Lately, I also find the entire blockchain- and cryptocurrency space very interesting. I started investing in a few projects while getting a better understanding of the underlying technology and best use cases. I am convinced that the technology is going to have a big impact on our society
What product have you recently seen that made you think this is great design?
While working at my prior company I pushed the team to change the product workflow from using Sketch, Abstract and InVision towards using Figma.
I’ve been working with Figma over the past 6 months and I love it. It feels like an evolution of a design tool in the right direction – It’s indeed the google docs of design tools. The benefits of unifying the design tool, feedback processes and (simple) prototyping into a single unified environment are substantial. It frees up resources otherwise spent with overhead and makes updating/changing things while talking them through a breeze. And that’s really just the tip of the iceberg, Figma is great in so many more way: The editing capabilities are great, the approach towards components (reusable elements) is simple and robust, yet allows for going as complex as you’d like to due to its very flexible nature. Definitely one of the best more recent discoveries.
What pieces of work are you most proud of?

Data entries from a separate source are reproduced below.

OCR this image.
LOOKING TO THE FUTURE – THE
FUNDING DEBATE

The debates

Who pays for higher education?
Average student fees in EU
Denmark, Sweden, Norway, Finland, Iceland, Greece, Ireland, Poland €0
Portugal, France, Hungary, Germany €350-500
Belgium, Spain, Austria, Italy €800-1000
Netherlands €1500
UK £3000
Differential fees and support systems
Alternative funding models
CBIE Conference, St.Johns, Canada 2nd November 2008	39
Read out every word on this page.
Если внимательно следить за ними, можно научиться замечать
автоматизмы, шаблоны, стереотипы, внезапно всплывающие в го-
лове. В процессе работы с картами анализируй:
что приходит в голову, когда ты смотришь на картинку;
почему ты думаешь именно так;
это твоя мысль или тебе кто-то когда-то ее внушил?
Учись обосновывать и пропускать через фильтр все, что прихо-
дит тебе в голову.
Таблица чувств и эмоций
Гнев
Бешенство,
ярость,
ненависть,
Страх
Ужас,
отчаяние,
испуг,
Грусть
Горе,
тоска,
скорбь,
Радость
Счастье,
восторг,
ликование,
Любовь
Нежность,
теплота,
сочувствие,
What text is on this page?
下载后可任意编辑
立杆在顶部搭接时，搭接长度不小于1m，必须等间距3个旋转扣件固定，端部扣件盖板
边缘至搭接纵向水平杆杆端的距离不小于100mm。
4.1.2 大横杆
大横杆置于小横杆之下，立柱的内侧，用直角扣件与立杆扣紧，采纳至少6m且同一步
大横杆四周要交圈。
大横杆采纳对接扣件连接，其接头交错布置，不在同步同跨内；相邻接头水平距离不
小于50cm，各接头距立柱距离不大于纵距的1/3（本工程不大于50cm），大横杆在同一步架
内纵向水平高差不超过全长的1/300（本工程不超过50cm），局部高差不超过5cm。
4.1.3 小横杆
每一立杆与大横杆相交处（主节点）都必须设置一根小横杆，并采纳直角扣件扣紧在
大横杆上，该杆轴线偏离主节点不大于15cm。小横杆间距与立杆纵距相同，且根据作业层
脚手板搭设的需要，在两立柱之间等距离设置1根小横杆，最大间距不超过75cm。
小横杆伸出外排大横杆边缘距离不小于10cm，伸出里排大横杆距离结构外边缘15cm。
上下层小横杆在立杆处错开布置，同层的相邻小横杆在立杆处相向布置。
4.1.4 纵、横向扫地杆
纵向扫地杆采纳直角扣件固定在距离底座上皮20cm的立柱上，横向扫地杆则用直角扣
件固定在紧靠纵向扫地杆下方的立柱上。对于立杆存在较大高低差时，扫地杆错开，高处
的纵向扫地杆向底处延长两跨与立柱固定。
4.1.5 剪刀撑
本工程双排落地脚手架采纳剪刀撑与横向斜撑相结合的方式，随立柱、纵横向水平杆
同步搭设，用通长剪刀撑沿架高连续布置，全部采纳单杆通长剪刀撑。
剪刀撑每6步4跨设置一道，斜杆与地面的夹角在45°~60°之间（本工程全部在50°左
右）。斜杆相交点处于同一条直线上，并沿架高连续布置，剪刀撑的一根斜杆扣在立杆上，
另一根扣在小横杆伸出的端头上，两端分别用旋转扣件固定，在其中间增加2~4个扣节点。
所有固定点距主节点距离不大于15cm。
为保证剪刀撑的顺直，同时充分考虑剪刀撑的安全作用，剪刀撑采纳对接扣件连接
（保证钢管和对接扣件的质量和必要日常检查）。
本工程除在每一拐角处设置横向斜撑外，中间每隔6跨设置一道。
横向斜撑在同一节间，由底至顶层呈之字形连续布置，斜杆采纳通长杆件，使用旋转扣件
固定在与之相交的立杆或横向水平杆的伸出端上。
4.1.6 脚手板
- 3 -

Regarding my prior regular day job (I’ve just changed my job), I’m proud of where the product I’ve been working on is standing today, considering its complexity in terms of requirements and communication with involved stakeholders—The current version represents the outcome of several iterations and changes of direction over years while closely working together with potential early adopters.
The product team was tasked with creating a linehaul logistics platform to overview and manage thousands of vehicles, drivers, orders and related movements. At its core, the platform consists of a web app for managers and controllers and a mobile app for drivers.
I was lucky enough to get involved in all stages of the process, from understanding & exploring user requirements on-site to the ideation where we’d question workflows in place and transition those into the product, defining the UI, setting up cross-team workflows and generating prototypes.
Since visualizing movements on a map is one of the key aspects of the product we soon found out that creating static designs or prototypes wouldn’t make the cut. I’ve immersed myself in Framer and Mapbox to generated prototypes which would enable us to have a much better understanding of UI requirements, map styling, etc.
I learned a lot throughout the project and helped shaping a platform which is now being adopted by major logistics companies with thousands of vehicles.
Regarding recent side projects, most I really enjoy helping the german Reisekosten-Gorilla team with their branding and visuals. I love working on projects that force me to work across different design disciplines while also including technical aspects.
I also enjoy working in 3D from time time. Most recently I gave MagicVoxel a try and built a small cityscape with it. I really liked the outcome. Working with voxels is very meditative and almost like digital lego
What design challenges do you face at your company?
Talking of my prior job, getting everybody on the same page has been very challenging. Since we’re dealing with a complex enterprise-grade product with a lot of features being constantly introduced or requested through different entities the product team has to make sure things work well in conjunction, don’t overload the interface and feel consistent and coherent ux-wise. We partly solved this issue through a very structured process which we constantly reviewed and refined. We also tried to be as open as possible in terms of progress by granting all key stakeholders access to the latest designs, both final and exploratory through Figma (besides constantly updated test versions of the mobile and web applications).
What music do you listen to whilst designing?
Any advice for ambitious designers?
Follow your curiosity. Good design is informed by other disciplines like psychology, technology, economics, and many more. The more you look beyond the obvious “craft” itself, the better designer you will be.